Friday afternoon I found myself in a funk. I was home from school, a week’s worth of postponed, pleasant tasks stacked in my mind, and nothing sounded appealing. I ate my favorite snack and could barely taste it. I reclined on my bed with a magazine and wanted to claw out its glossy pages. I felt all the unnamable angst of a slump-shouldered teenager and all the impatience such a posture typically inspires in me.
I grabbed my yoga mat and hopped on my bicycle for the beach. As I rode the world was reaching out to me the way it always does: flowers spilling over the sidewalk, trees tossing the first of their colored leaves like a confetti shower. I unrolled my mat on the grass above the water and took in the beauty of the afternoon. I scribbled in my journal, determined to pinpoint the source of my ennui.
Spoiler alert: it didn’t work. I saw delightfully absurd things at the beach: a cigar box next to a Sesame Street DVD sleeve at the foot of a tree, a Norfolk terrier wearing a cravat. I was moderately charmed, but mostly I just wished I’d thought to bring my camera. I did a little yoga and thought about how it usually makes me feel so good. You’re doing yoga at the beach, you idiot, I thought to myself. Cheer up already.
But I didn’t. I mean, I was far from miserable, but the whole evening I felt a little off. I was with my precious fiancé, filling the hours with all the small tendernesses that usually scour me back to shiny, but who was I? A woman who ate her tuna melt then wanted ice cream she didn’t have. A woman thoroughly unsatisfied by the chocolate-covered apricots she consumed in place of the ice cream she craved. Not my favorite version of me.
It was another fifteen hours before I’d settle into something like my customary contentment. Finally I’d sit down and meditate for fifteen minutes, and in that time I would fix my eyes on a bit of sunlight reflecting off the floor. My mind would scroll through snatches of Rumi and Richard Rohr, but it was that illuminated patch of hardwood that would shift my sight.
Clouds drifted across the sun and the patch went from golden to gone, then back again. At times the shift happened so quickly that my eyes registered a dark splotch where the light had been. The sun never went anywhere, of course. I was merely watching the play of light.
So that was it. I got still. I looked at the floor. I stopped trying to count my blessings, stopped trying to mentally flog myself into happiness.
I rode to the beach with my camera in my basket. The flowers continued to reach their scrawny arms toward me.
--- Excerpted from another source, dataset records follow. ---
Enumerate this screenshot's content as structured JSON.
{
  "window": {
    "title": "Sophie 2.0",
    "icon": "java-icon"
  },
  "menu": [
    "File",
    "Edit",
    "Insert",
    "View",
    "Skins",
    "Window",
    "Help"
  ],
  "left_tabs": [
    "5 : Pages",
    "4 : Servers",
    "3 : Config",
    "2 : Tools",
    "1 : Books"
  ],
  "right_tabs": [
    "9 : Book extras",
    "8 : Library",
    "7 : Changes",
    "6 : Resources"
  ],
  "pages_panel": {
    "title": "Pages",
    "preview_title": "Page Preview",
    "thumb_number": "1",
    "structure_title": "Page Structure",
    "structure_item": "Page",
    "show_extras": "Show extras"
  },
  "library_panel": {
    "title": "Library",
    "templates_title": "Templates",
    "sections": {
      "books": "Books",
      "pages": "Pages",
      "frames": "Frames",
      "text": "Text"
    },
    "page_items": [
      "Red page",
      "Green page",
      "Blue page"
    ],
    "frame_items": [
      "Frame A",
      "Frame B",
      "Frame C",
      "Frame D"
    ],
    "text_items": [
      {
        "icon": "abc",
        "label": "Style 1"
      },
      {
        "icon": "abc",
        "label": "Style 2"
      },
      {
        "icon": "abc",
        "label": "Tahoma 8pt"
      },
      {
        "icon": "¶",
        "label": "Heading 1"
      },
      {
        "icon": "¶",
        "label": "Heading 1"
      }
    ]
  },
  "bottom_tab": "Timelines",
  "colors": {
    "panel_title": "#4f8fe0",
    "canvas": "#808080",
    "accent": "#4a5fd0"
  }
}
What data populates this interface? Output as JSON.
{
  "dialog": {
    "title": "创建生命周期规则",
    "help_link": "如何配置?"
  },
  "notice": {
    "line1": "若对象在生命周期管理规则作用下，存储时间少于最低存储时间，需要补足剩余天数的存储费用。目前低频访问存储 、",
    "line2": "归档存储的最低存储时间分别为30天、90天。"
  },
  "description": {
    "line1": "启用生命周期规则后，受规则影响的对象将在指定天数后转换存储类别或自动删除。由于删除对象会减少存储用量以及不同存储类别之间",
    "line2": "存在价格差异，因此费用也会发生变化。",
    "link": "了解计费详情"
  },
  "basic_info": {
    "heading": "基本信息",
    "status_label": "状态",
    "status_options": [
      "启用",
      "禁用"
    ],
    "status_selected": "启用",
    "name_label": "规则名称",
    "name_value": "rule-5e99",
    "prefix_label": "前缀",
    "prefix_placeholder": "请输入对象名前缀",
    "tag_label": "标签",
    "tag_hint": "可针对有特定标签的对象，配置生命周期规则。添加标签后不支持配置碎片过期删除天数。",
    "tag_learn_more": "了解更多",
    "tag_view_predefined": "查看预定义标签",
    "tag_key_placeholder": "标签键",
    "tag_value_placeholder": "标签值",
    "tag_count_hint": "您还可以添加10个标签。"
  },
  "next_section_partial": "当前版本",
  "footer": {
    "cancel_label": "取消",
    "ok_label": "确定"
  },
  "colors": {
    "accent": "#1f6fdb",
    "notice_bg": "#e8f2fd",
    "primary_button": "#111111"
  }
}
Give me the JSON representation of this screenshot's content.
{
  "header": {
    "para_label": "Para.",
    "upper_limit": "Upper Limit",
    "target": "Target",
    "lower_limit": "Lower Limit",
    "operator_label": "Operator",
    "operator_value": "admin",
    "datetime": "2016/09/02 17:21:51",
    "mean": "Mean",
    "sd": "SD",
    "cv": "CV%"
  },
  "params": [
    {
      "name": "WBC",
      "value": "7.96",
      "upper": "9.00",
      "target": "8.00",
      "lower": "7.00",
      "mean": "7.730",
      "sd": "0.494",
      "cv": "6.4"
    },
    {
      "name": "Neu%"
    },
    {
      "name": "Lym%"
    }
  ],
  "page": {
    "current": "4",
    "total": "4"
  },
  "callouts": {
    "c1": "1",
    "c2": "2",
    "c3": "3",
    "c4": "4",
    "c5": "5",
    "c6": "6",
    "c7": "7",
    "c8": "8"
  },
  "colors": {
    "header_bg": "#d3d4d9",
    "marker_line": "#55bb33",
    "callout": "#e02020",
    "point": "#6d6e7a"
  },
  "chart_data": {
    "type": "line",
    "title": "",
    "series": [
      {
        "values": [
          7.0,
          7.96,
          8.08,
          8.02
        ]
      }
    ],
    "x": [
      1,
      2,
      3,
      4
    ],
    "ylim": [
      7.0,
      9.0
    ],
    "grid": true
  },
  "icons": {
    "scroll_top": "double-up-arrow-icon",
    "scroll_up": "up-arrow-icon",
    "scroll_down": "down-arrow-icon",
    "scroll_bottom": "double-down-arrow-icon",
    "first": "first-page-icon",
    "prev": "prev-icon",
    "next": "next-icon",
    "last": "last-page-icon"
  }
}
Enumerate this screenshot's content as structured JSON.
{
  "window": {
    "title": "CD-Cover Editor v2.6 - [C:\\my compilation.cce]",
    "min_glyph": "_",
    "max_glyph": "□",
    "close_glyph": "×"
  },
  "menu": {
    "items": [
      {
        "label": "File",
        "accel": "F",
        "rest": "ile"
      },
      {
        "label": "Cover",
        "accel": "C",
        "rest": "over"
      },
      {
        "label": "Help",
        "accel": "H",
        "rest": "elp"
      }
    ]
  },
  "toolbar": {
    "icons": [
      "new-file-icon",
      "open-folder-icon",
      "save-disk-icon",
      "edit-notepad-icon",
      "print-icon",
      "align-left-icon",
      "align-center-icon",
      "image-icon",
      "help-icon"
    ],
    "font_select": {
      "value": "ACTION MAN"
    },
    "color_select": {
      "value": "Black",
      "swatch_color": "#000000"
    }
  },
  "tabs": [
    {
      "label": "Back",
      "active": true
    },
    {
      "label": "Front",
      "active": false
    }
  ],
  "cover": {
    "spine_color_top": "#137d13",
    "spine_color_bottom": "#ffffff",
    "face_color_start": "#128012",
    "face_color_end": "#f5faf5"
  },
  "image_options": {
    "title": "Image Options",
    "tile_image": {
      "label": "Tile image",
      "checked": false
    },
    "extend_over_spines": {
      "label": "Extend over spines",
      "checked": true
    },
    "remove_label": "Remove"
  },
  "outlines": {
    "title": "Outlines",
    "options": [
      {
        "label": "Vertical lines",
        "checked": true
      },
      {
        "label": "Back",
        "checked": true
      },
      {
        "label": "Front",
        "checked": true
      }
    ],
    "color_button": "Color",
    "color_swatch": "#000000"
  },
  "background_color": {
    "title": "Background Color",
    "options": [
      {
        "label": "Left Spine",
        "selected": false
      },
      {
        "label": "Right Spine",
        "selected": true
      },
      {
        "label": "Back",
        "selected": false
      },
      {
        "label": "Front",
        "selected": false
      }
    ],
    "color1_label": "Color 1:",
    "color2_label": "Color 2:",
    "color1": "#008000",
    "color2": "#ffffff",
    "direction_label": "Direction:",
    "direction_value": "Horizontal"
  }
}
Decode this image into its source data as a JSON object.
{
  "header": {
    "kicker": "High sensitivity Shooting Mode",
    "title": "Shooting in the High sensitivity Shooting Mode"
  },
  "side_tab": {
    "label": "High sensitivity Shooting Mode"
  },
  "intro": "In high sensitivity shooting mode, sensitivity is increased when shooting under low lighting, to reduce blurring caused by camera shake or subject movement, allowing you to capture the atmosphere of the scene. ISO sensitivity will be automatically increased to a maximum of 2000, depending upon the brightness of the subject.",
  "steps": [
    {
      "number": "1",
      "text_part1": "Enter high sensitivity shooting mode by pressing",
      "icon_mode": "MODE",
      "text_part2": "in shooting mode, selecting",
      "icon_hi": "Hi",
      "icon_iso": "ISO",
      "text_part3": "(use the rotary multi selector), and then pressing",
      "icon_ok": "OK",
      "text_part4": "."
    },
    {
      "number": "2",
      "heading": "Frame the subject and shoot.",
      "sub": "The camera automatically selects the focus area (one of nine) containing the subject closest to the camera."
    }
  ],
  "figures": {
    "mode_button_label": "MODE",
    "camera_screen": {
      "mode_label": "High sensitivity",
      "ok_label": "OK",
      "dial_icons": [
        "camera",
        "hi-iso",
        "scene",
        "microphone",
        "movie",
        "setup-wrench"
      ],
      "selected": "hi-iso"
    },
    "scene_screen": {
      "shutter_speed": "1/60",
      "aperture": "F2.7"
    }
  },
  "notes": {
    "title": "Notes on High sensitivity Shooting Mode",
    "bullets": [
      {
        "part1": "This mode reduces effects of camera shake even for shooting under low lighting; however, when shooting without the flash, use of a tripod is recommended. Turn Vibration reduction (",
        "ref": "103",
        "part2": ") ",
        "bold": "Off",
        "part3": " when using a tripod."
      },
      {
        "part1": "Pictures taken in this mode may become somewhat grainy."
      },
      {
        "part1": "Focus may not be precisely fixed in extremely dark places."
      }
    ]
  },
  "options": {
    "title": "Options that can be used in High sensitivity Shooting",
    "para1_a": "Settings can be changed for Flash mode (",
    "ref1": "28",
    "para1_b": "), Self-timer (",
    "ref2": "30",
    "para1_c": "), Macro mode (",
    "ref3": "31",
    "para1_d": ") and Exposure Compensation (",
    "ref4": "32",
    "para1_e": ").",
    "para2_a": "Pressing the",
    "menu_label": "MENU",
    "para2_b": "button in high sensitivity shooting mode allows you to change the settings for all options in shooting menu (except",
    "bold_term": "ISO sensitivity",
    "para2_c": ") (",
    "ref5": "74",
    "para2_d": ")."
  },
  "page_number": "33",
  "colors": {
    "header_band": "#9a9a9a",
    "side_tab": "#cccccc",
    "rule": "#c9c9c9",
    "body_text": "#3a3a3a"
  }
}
I thanked God that no eco-conscious citizen had removed the cigar box and Sesame Street litter from the grass. There was no terrier in a cravat, but how often does a person get to see that? Instead a man was flying a great black serpent of a kite, and a little girl ran through the sand after it.
I sat on a bench and began to write this blog entry. Was I happy? Sure. And what’s more, I was no longer convinced that I’d been unhappy the day before. I felt like a patch of hardwood floor, no more itself when it reflects a little more light. The sun continues to shine. Let the clouds move on through.